Chip placement is a vital stage in modern chip design as it has a substantial impact on the subsequent processes and the overall quality of the final chip. The use of black-box optimization (BBO) for chip placement has a history of several decades. However, early efforts were limited by immature problem formulations and inefficient algorithm designs. Recent progress has shown the effectiveness and efficiency of BBO for chip placement, proving its potential to achieve state-of-the-art results. Despite these advancements, the field lacks a unified, BBO-specific benchmark for thoroughly assessing various problem formulations and BBO algorithms.

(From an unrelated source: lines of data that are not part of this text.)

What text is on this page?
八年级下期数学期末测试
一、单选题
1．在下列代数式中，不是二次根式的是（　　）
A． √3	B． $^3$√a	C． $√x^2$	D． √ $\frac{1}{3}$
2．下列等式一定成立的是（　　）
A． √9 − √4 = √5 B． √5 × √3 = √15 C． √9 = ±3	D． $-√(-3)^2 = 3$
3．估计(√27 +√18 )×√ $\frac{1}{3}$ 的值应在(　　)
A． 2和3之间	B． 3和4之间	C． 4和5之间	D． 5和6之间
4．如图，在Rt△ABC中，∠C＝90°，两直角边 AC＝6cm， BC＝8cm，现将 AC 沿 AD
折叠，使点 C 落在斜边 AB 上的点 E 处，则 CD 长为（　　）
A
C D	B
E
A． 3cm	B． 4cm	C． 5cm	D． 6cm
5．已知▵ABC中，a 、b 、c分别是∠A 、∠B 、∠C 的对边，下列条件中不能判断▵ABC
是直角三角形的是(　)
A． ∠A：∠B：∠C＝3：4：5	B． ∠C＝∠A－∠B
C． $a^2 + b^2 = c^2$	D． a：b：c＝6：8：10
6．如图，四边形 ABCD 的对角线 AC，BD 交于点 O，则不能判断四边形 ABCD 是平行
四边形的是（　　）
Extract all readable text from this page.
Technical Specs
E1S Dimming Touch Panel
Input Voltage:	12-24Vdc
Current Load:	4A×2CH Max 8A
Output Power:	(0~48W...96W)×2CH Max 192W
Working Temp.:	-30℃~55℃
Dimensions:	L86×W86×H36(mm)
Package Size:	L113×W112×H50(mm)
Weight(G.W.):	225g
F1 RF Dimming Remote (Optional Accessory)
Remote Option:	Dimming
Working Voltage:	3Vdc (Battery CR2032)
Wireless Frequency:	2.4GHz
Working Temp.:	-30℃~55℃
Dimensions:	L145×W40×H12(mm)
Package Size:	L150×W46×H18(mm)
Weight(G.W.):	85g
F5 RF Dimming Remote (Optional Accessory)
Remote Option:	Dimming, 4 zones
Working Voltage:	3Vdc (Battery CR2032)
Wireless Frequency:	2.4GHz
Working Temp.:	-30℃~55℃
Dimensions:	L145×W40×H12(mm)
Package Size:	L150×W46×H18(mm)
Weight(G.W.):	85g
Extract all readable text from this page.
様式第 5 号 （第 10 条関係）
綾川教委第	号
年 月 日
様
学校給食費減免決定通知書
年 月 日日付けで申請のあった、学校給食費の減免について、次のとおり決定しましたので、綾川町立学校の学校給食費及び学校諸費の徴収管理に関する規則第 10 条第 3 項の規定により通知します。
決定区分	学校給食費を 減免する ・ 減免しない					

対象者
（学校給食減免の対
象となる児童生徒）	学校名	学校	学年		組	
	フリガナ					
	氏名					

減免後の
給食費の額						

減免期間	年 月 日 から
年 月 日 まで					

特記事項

To fill this gap, we propose BBOPlace-Bench, the first benchmark designed specifically for evaluating and developing BBO algorithms for chip placement tasks. It integrates three problem formulations of BBO for chip placement, and offers a modular, decoupled, and flexible framework that enables users to seamlessly implement, test, and compare their own algorithms. BBOPlace-Bench integrates a wide variety of existing BBO algorithms, including simulated annealing (SA), evolutionary algorithms (EAs), and Bayesian optimization (BO). Experimental results show that the problem formulations of mask-guided optimization and hyperparameter optimization exhibit superior performance than the sequence pair problem formulation, while EAs demonstrate better overall performance than SA and BO, especially in high-dimensional search spaces, and also achieve state-of-the-art performance compared to the mainstream chip placement methods. BBOPlace-Bench not only facilitates the development of efficient BBO-driven solutions for chip placement but also broadens the practical application scenarios (which are urgently needed) for the BBO community. The code of BBOPlace-Bench is available at https://github.com/lamda-bbo/BBOPlace-Bench.

Paper Structure

This paper contains 38 sections, 2 equations, 4 figures, 9 tables, 3 algorithms.

Figures (4)

  • Figure 1: Illustration of BBOPlace-Bench. It decouples three core components, i.e., problem formulation, optimization algorithm, and evaluation, making it easier to test different BBO algorithms under customized settings. Three problem formulations are: 1) Sequence Pair: Using two permutations to capture positional relationships of macros. 2) Mask-Guided Optimization: Representing macros by grid coordinates, and using wire-mask-guided decoding to adjust the positions of macros to the grids with minimal incremental HPWL. 3) Hyperparameter Optimization: Optimizing the advanced analytical placer DREAMPlace’s hyperparameters (e.g., learning rate and target density) over mixed (discrete and continuous) search spaces, where the running of each configured DREAMPlace corresponds to the procedure of solution decoding, which generates a placement result of macros. Evaluation metrics include: MP-HPWL (fast proxy metric for wirelength of macros), GP-HPWL (accurate but costly metric for wirelength of macros and standard cells), and PPA (industrial chip metrics obtained via commercial tools like Cadence Innovus, a premier chip placement tool from the leading EDA provider Cadence Design Systems, Inc.).
  • Figure 2: Example illustration of calculating HPWL. There are four modules $\{m_i\}_{i=1}^4$ on the chip canvas, where $P_{(i,j)}$ denotes the $j$-th pin of module $m_i$. There are two nets based on these modules, where net $e_1$ (colored in green) connects modules $m_1$, $m_2$ and $m_3$ using wires through pins $P_{(1,1)}$, $P_{(2,1)}$ and $P_{(3,2)}$, and net $e_2$ (colored in purple) connects modules $m_2$, $m_3$ and $m_4$ using wires through pins $P_{(2,2)}$, $P_{(3,1)}$ and $P_{(4,1)}$. $\mathrm{HPWL}_e$ is calculated as the half perimeter of the rectangle that encloses all the pins in net $e$; thus, the $\mathrm{HPWL}$ value of the current placement result is $w_1+h_1+w_2+h_2=4+5+5+5=19$.
  • Figure 3: GP-HPWL vs. number of evaluations of different methods on ICCAD 2015.
  • Figure 4: Placement layouts and congestions of different methods on the chip case superblue7 of ICCAD 2015. The congestion results are obtained by the commercial tool Cadence Innovus, where the red points indicate the congestion critical regions.